Man mag es vielleicht für einen Skandal halten, dass arme Schweine aus der 3. Welt, die sich höchstwahrscheinlich nie ein Auto leisten konnten, für das Rohöl der reichen Länder den Kopf hinhalten. Wir denken, dass Söldnergeschichte fast immer so war. Was uns aber dennoch gewaltig stört ist die Ignoranz der Journalisten und Autoren, die auf möglichst billige Weise den Publikumsgeschmack bedienen. Zeitungen berichten bevorzugt über Söldner ihrer Nationalität - der "Stern" konnte sogar eine deutsche Firma ausfindig machen -, und konzentrieren sich ansonsten auf den von Hollywood geprägten Typus. Die meisten Leser wissen deshalb noch nicht einmal, dass diese Leute überhaupt existieren. Und wenn dann tatsächlich mal ein paar in die Nachrichten gelangen, da sie einem Attentat zum Opfer gefallen sind, kann sich der westliche Leser damit trösten, dass es sich ja nur um faschistische Killer aus Südafrika oder Chile gehandelt habe.

Westliches Personal mit Spezialausbildung dominierte im ersten Jahr fast komplett die Szene. Der Krieg galt als gewonnen und US-amerikanische und britische PMCs rangelten um lukrative Regierungsaufträge. Mächtige Firmen mit viel politischem Einfluss wie Kellog Root & Brown, DYNCORP, MPRI, Blackwater, Control Risk, oder AmorGroup, die den Kuchen unter sich aufteilen wollten hatten bereits Monate zuvor ihren Personalbestand aufgestockt und konnten unter zahlreichen Bewerben auswählen (Selbst wir bei Kriegreisende - eine rein historische Seite - erhielten damals so viele emails, dass wir das eine oder andere Platoon hätten vermitteln können).

Anschlag auf einen Konvoi Aber die Lage änderte sich schnell. Als sich Ende 2003 im Irak die Anschläge häuften und die ersten Ausländer entführt wurden, gingen die Preise für gut ausgebildete Ex-Soldaten durch die Decke - Tagessätze von über 1.000$ waren keine Seltenheit - und neue Sicherheitsfirmen schossen wie Pilze nach einem warmen Herbstregen aus dem Boden. Das Problem verschärfte sich dadurch, dass Spezialkräfte nur in sehr kleinen Gruppen und über längere Zeit ausgebildet werden. Die Zahl die später auf dem Söldnermarkt zur Verfügung steht ist relativ klein und begrenzt. Im Irak benötigte man aber Tausende - Tendenz rasant steigend. In ihrer Not begannen die Firmen, sich gegenseitig Personal abzuwerben. Außerdem waren sie damit konfrontiert, dass sich manchmal gerade die besten Mitarbeiter mit einigen Kameraden selbständig machten. Ein Direktor von Blackwater beschrieb die Situation so: "wir suchten in allen Winkeln der Welt nach Profis."

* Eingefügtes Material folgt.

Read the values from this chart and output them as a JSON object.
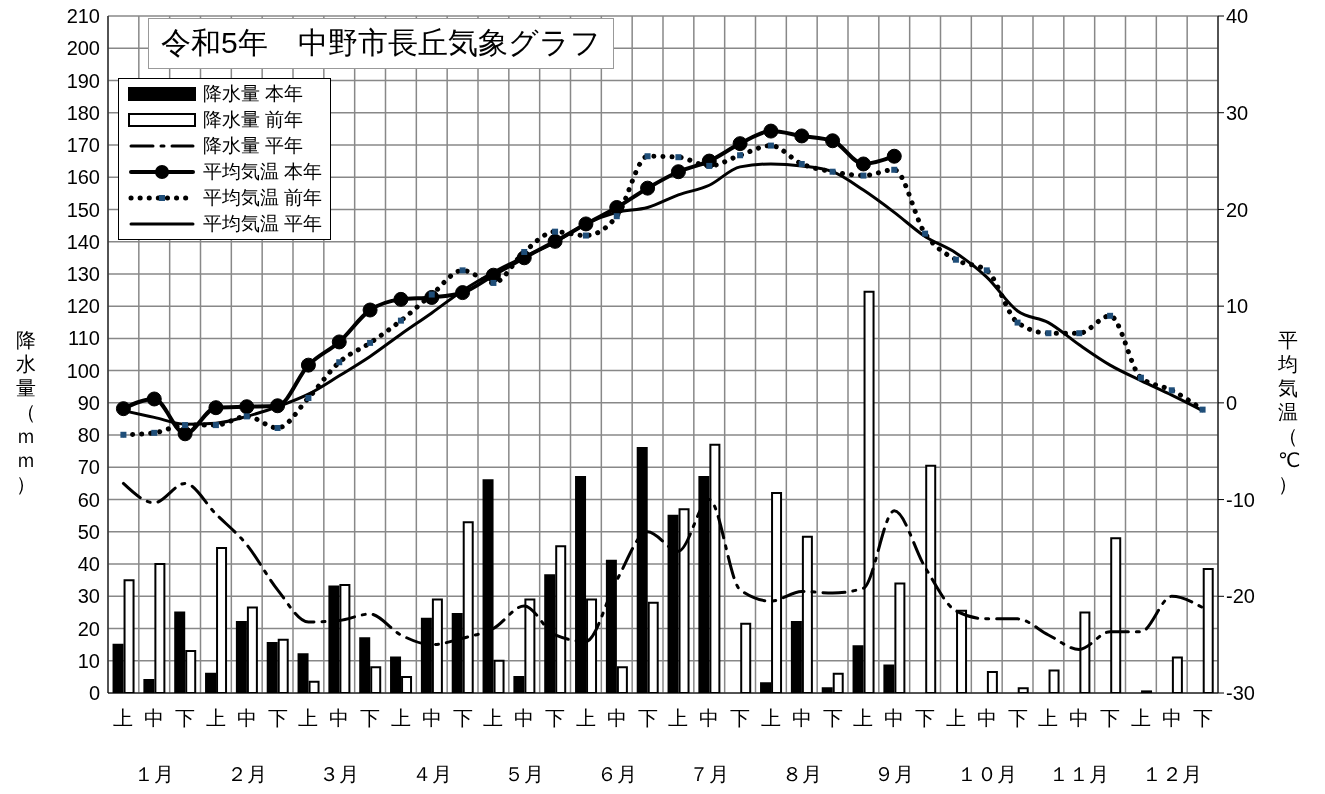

Die Rettung für Blackwater kam in Gestalt von José Miguel Pizarro, ein Chilene, der auch die US-Staatsbürgerschaft besaß und in Lateinamerika als Vertreter großer US-Rüstungsfirmen tätig war. Pizarro war ein Anhänger Pinochets und besaß hervorragende Kontakte zum chilenischen Militär. Als er mit Blackwater Verbindung aufnahm und Firmengründer Erik Prince von US-Instrukteuren chilenische Kommandos versprach, antwortete ihm dieser: "Wenn Sie mir nur einen Navy Seal aus Chile besorgen können, ist es mir die Sache wert." Anfang 2004 kamen dann die ersten 60 Ex-Seals aus Chile nach Nord Carolina und erhielten dort von Blackwater ihr Abschlusstraining, bevor sie in den Irak geschickt wurden.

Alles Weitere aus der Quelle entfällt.